In October, a memorandum of understanding was signed between the state-owned Europe-Asia Pipeline Co. (EAPC), formerly the Eilat-Ashkelon Pipeline Co., and MED-RED Land Bridge, a joint Israeli-UAE venture, to use Israel as a land bridge between the Red Sea and the Mediterranean for the transport of Gulf oil to markets in Europe.

The deal has been fought by an alliance of environmental organizations and more than 200 scientists. Eilat residents having been holding regular demonstrations protesting against the project.

Gamliel warned, “What we have seen this week on the beaches with the severe tar incident is tiny compared with the quantities of oil being spoken about in the case of the EAPC. Emphasis must be placed on the serious potential implications for the environment in the case of a disaster, which could change the face of the region and lead to irreversible damage.”

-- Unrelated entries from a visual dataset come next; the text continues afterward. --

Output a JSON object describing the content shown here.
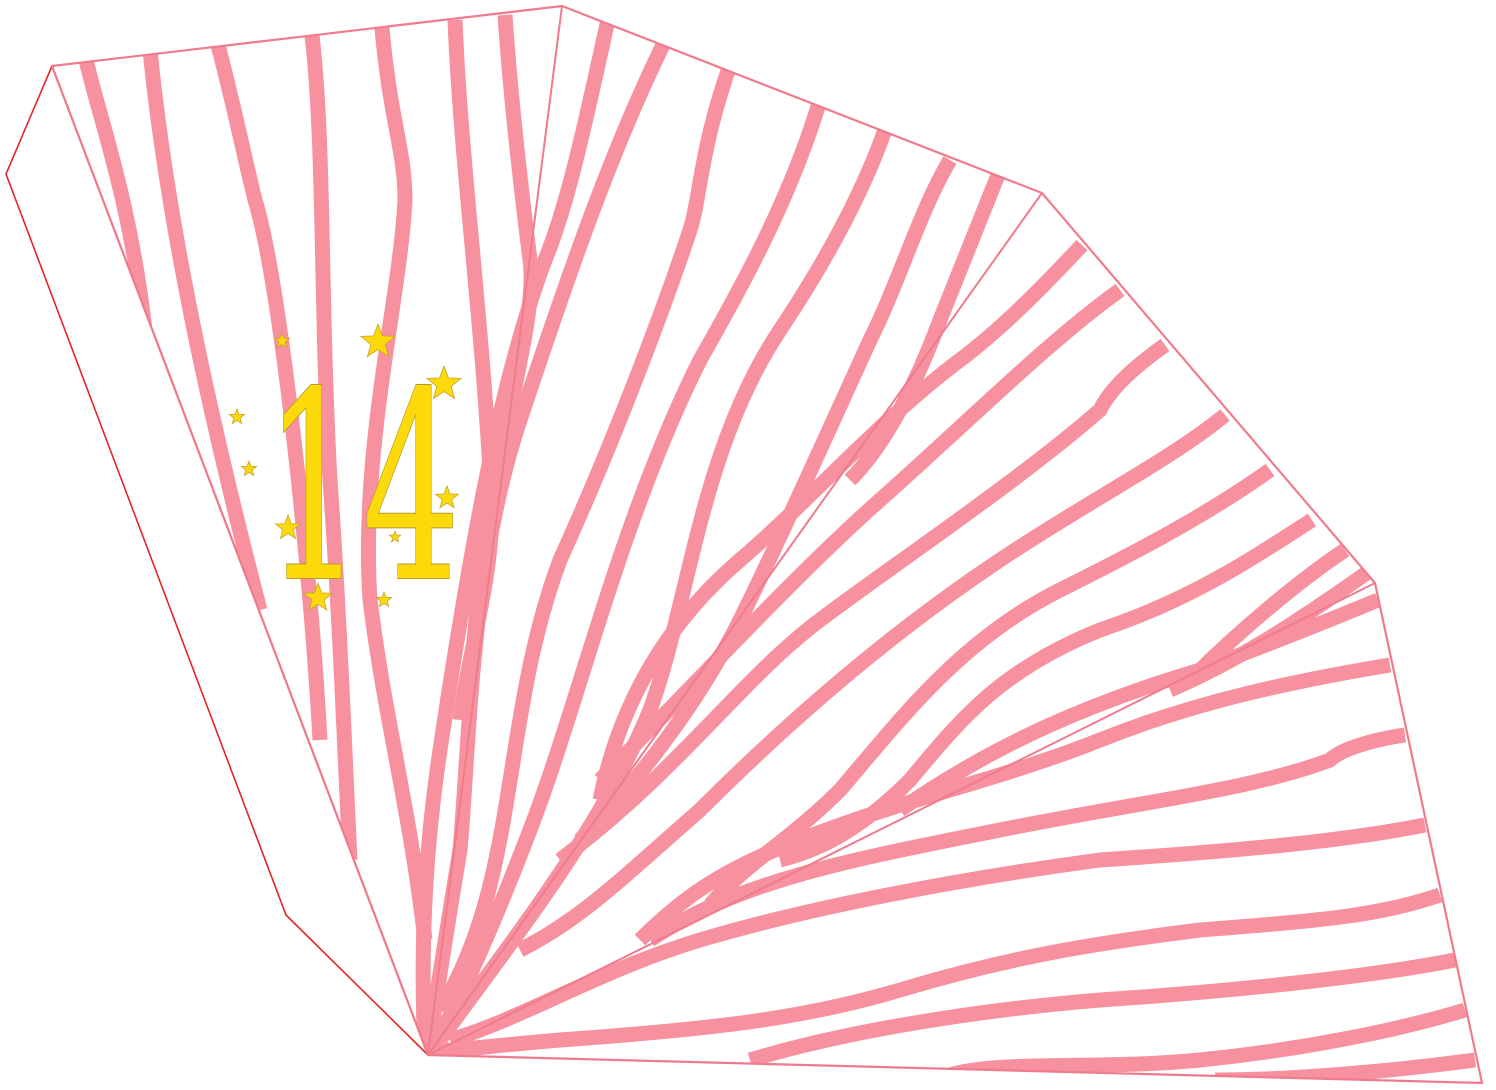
{
  "template": {
    "number_label": "14",
    "colors": {
      "stripe": "#f7909f",
      "outline": "#ef7b8c",
      "glue_tab_edge": "#e52626",
      "number_fill": "#fcd90a",
      "number_stroke": "#b59a26"
    },
    "icons": [
      "star-icon"
    ]
  }
}
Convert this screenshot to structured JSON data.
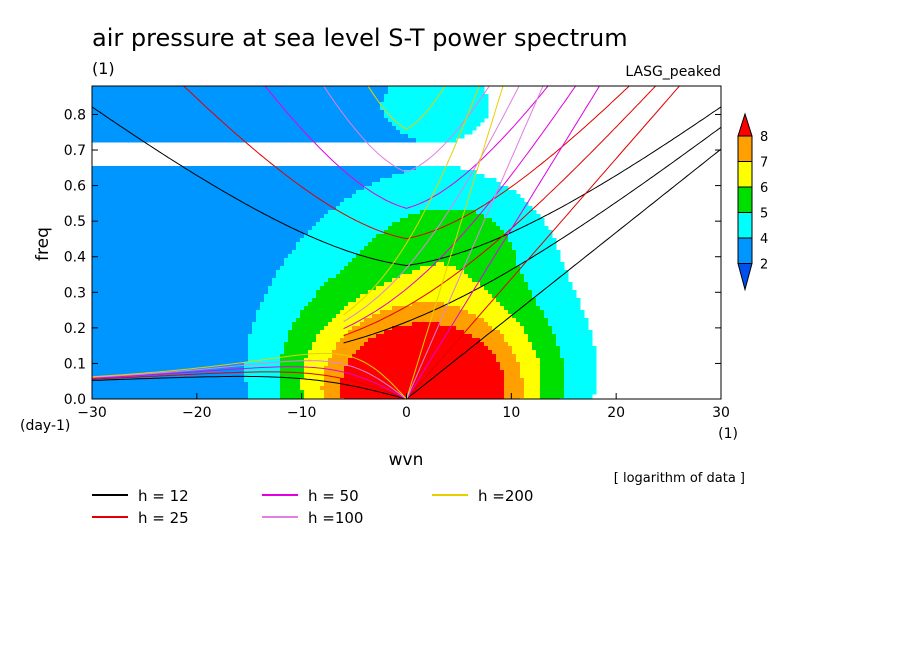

She added, “In global political terms, this is an anti-environmental initiative to increase the flow of crude oil instead of encouraging investment in renewable energy and a low carbon economy.

“As a result, the dangers of an oil spill in the Gulf of Eilat will increase, as they will in Ashkelon, with the emphasis on the sensitive ecological system of the Red Sea.”

She said, “The reduction of fossil fuel use in Israel, toward which the Environmental Protection Ministry is aiming, is a national, strategic aim that is essential for reducing air pollution, disease and mortality arising from their use.”